Use the familiar to help new Scouts adapt to their environment.
As Pack 44’s join-Scouting night kicks off, Cubmaster Janet sends the prospective Cub Scouts outside to play games with a couple of den chiefs. They all go except for one boy—a fourth-grader—who refuses to leave his mother’s side. Janet tries to encourage the shy boy, without success, giving up only after embarrassing him in front of the group.
How could Janet have better handled that situation? And, more important, how can you work with shy kids in your pack or troop? To learn the answers, we talked with Dr. Bernardo Carducci, director of the Shyness Research Institute at Indiana University Southeast in New Albany, Ind. Carducci, who refers to himself as “successfully shy,” estimates that 40 percent of kids are shy—making shyness about as common as brown hair. Moreover, shy people aren’t introverts, he says. “Shy kids want to be with others. They just have difficulty doing it.”
Alert Scout leaders can help kids overcome their shyness. Carducci offers four techniques:
The Factorial Approach
Change exacerbates shyness, and a join-Scouting night is all about change: new faces, new activities. “When you bring these kids in, you’re changing many, many factors at the same time,” Carducci says.

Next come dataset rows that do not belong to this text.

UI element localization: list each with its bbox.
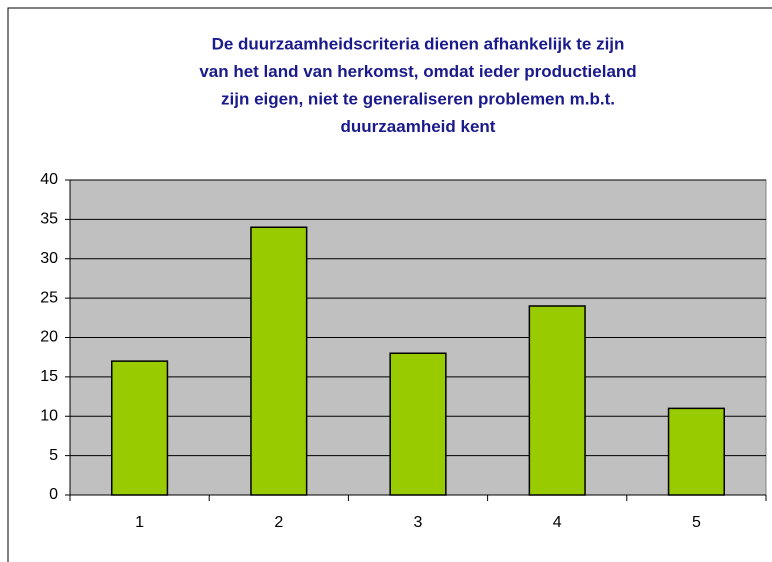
bar	[389, 352, 447, 496]
y-tick-label: 0	[49, 486, 58, 503]
x-tick-label: 5	[692, 514, 701, 531]
bar	[528, 305, 586, 496]
y-tick-label: 20	[40, 329, 58, 346]
y-tick-label: 30	[40, 250, 58, 267]
x-tick-label: 2	[274, 514, 283, 531]
y-tick-label: 10	[40, 407, 58, 424]
y-tick-label: 15	[40, 368, 58, 385]
chart-title: zijn eigen, niet te generaliseren proble…	[221, 89, 615, 108]
bar	[667, 407, 725, 496]
chart-title: duurzaamheid kent	[341, 117, 496, 136]
x-tick-label: 3	[414, 514, 423, 531]
x-tick-label: 1	[135, 514, 144, 531]
bar	[111, 360, 169, 496]
y-tick-label: 40	[40, 171, 58, 188]
y-tick-label: 5	[49, 447, 58, 464]
y-tick-label: 35	[40, 211, 58, 228]
chart-title: De duurzaamheidscriteria dienen afhankel…	[212, 34, 625, 53]
chart-title: van het land van herkomst, omdat ieder p…	[199, 62, 636, 81]
y-tick-label: 25	[40, 289, 58, 306]
x-tick-label: 4	[553, 514, 562, 531]
bar	[250, 226, 308, 496]
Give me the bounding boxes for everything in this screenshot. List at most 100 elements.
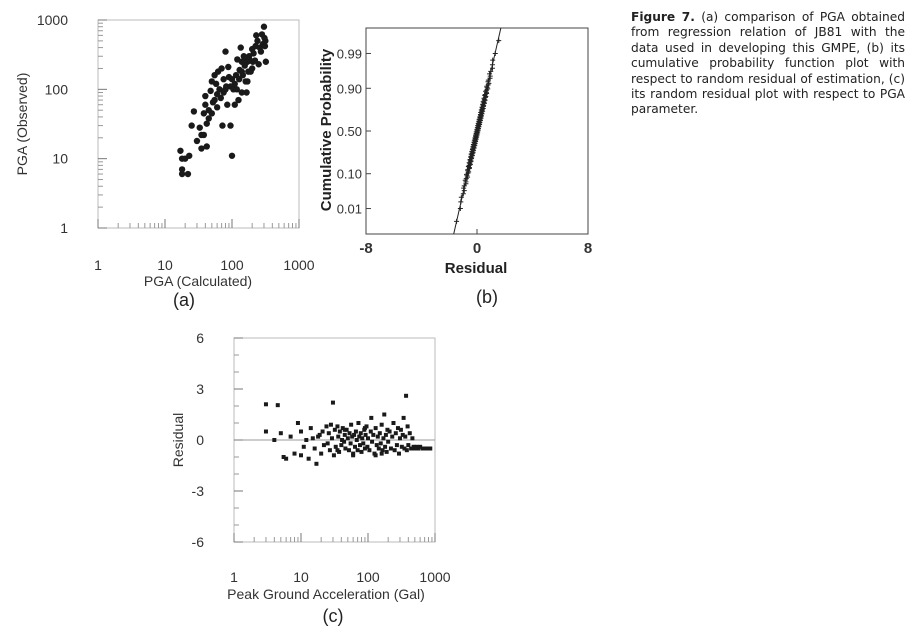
chart-c-x-tick-label: 1000 (419, 569, 450, 585)
chart-c-point (382, 412, 387, 417)
chart-c-point (292, 451, 297, 456)
chart-a-point (196, 124, 203, 131)
chart-a-point (238, 89, 245, 96)
chart-c-point (360, 436, 365, 441)
chart-c-point (385, 427, 390, 432)
chart-c-x-tick-label: 10 (293, 569, 309, 585)
chart-c-point (369, 415, 374, 420)
chart-a-point (243, 89, 250, 96)
chart-a-point (184, 170, 192, 178)
chart-c-point (301, 444, 306, 449)
chart-a-point (178, 166, 186, 173)
chart-a-points (177, 23, 270, 178)
chart-c-point (398, 427, 403, 432)
chart-c-point (328, 422, 333, 427)
chart-c-point (327, 448, 332, 453)
chart-c-point (362, 426, 367, 431)
chart-c-y-tick-label: -6 (192, 534, 205, 550)
chart-c-point (337, 429, 342, 434)
chart-c-point (378, 441, 383, 446)
chart-c-point (358, 443, 363, 448)
chart-a-point (233, 86, 241, 93)
chart-b-y-tick-label: 0.01 (337, 202, 362, 217)
chart-b-labels: 0.01 0.10 0.50 0.90 0.99 -8 0 8 (337, 46, 592, 257)
chart-a-point (261, 42, 269, 50)
chart-c-points (263, 393, 433, 466)
chart-c-point (275, 403, 280, 408)
chart-c-point (310, 436, 315, 441)
chart-c-point (342, 439, 347, 444)
chart-a-ticks (97, 19, 300, 229)
chart-c-point (295, 421, 300, 425)
chart-c-point (284, 456, 289, 461)
chart-a-point (244, 78, 251, 85)
chart-c-point (314, 461, 319, 466)
chart-c-point (375, 434, 380, 439)
chart-c-point (404, 393, 409, 398)
chart-a-point (218, 65, 225, 72)
chart-b-point (488, 68, 494, 74)
chart-c-point (371, 432, 376, 437)
chart-c-y-tick-label: 3 (196, 381, 204, 397)
chart-c-point (428, 446, 433, 451)
chart-b-point (458, 194, 464, 200)
chart-a-point (222, 48, 229, 55)
chart-b-xlabel: Residual (445, 260, 508, 277)
chart-a-point (262, 58, 270, 65)
chart-c-point (380, 448, 385, 453)
chart-a-point (228, 152, 236, 159)
chart-b-point (461, 188, 467, 194)
chart-c-point (379, 451, 384, 456)
chart-b-y-tick-label: 0.90 (337, 81, 362, 96)
chart-c-point (395, 426, 400, 431)
chart-c-panel-label: (c) (323, 606, 344, 626)
chart-a-point (188, 122, 195, 129)
chart-c: 1 10 100 1000 6 3 0 -3 -6 Peak Ground Accelerati… (170, 330, 451, 626)
chart-b-point (466, 169, 472, 175)
chart-c-point (365, 444, 370, 449)
chart-c-point (335, 424, 340, 429)
chart-c-point (304, 438, 309, 442)
chart-c-point (358, 431, 363, 436)
chart-c-point (420, 446, 425, 451)
chart-a-point (205, 115, 212, 122)
chart-c-point (383, 432, 388, 437)
chart-a-labels: 1 10 100 1000 1 10 100 1000 (37, 12, 315, 273)
chart-c-point (345, 436, 350, 441)
chart-a-point (178, 170, 186, 178)
chart-a-y-tick-label: 1000 (37, 12, 68, 28)
chart-c-point (355, 448, 360, 453)
chart-b-point (454, 218, 460, 224)
chart-c-point (343, 446, 348, 451)
chart-c-point (374, 443, 379, 448)
chart-a-point (190, 108, 198, 115)
chart-c-point (347, 431, 352, 436)
chart-b-point (496, 38, 502, 44)
chart-c-point (321, 443, 326, 448)
chart-b-x-tick-label: 8 (584, 240, 592, 257)
chart-a-point (211, 96, 218, 104)
chart-c-point (357, 434, 362, 439)
chart-c-point (363, 432, 368, 437)
chart-c-point (388, 446, 393, 451)
chart-c-point (400, 432, 405, 437)
chart-b-y-tick-label: 0.99 (337, 46, 362, 61)
chart-c-point (384, 449, 389, 454)
chart-a-xlabel: PGA (Calculated) (144, 273, 252, 289)
chart-c-point (330, 400, 335, 405)
chart-c-point (340, 426, 345, 431)
chart-a-point (219, 122, 226, 129)
chart-c-point (403, 434, 408, 439)
chart-a-panel-label: (a) (173, 290, 195, 310)
chart-c-point (376, 446, 381, 451)
chart-c-ylabel: Residual (170, 413, 186, 467)
chart-a-x-tick-label: 1 (94, 257, 102, 273)
chart-c-y-tick-label: -3 (192, 483, 205, 499)
chart-c-x-tick-label: 1 (230, 569, 238, 585)
chart-b-ticks (365, 52, 589, 234)
chart-a-point (202, 92, 209, 100)
chart-a-point (254, 37, 261, 45)
chart-c-point (396, 451, 401, 456)
chart-a-point (255, 61, 262, 68)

Using a factorial approach, though, you change just one factor at a time. “If they’re going to work with new people, that’s the factor that you’re going to change,” he says. “So you have them do something that’s old.”
Meaning familiar. At a local join-Scouting night, play games the prospective Cub Scouts already know such as duck, duck, goose. Or when Webelos Scouts cross over into Boy Scouts, review the knots they learned for the Outdoorsman activity badge instead of teaching them how to splice rope.
The Cohesive Cohort
Carducci’s second technique advises that you keep boys who know one another together in what he calls a “cohesive cohort.” Rather than breaking them up with four or five different older guys, he advises, keep them together in that one group. “Then, it’s familiar people doing something new.”
Of course, the cohesive cohort already exists as a natural part of Scouting. In a Cub Scout pack, second-graders from the same homeroom typically form a Wolf den. In a Boy Scout troop, boys who cross over from the same Webelos Scout den typically form a new-Scout patrol.
Some leaders view these natural groupings as cliques that they should break up. But though it’s important for Scouts to get to know boys beyond the den and patrol, that can happen only if they stay in Scouting long enough to get acclimated.
The Buddy System
The cohesive cohort works when boys join Scouting in groups. When a single shy boy appears at the Scout house door, consider Carducci’s third technique: assign him a buddy to show him around.
“What the buddy can do is introduce this person to other individuals, so he’s the social facilitator,” Carducci explains. The buddy should be well connected in the unit and someone the new Scout already knows—the den chief who worked with the boy’s Webelos Scout den or just a successfully shy older Scout who knows what being the newbie feels like.
Wait and Hover
When all else fails, Carducci says, just leave the shy boys alone—or with their moms—at a join-Scouting night. Some kids need more time to warm up in an unfamiliar environment. Carducci calls this technique “wait and hover.”
But he emphasizes that you can’t wait too long. “It can work as long as there are some periodic attempts to bring them in so that they’re not just standing there by themselves,” he says.
While Scouting can exacerbate shyness, Carducci says, he also believes the program represents a great place for shy kids. “The kinds of things we tell people to do to deal with their shyness are the things Scouts do already. A big part of overcoming your shyness is letting go of this self-focus and being more focused on others. That’s the core of Scouting.”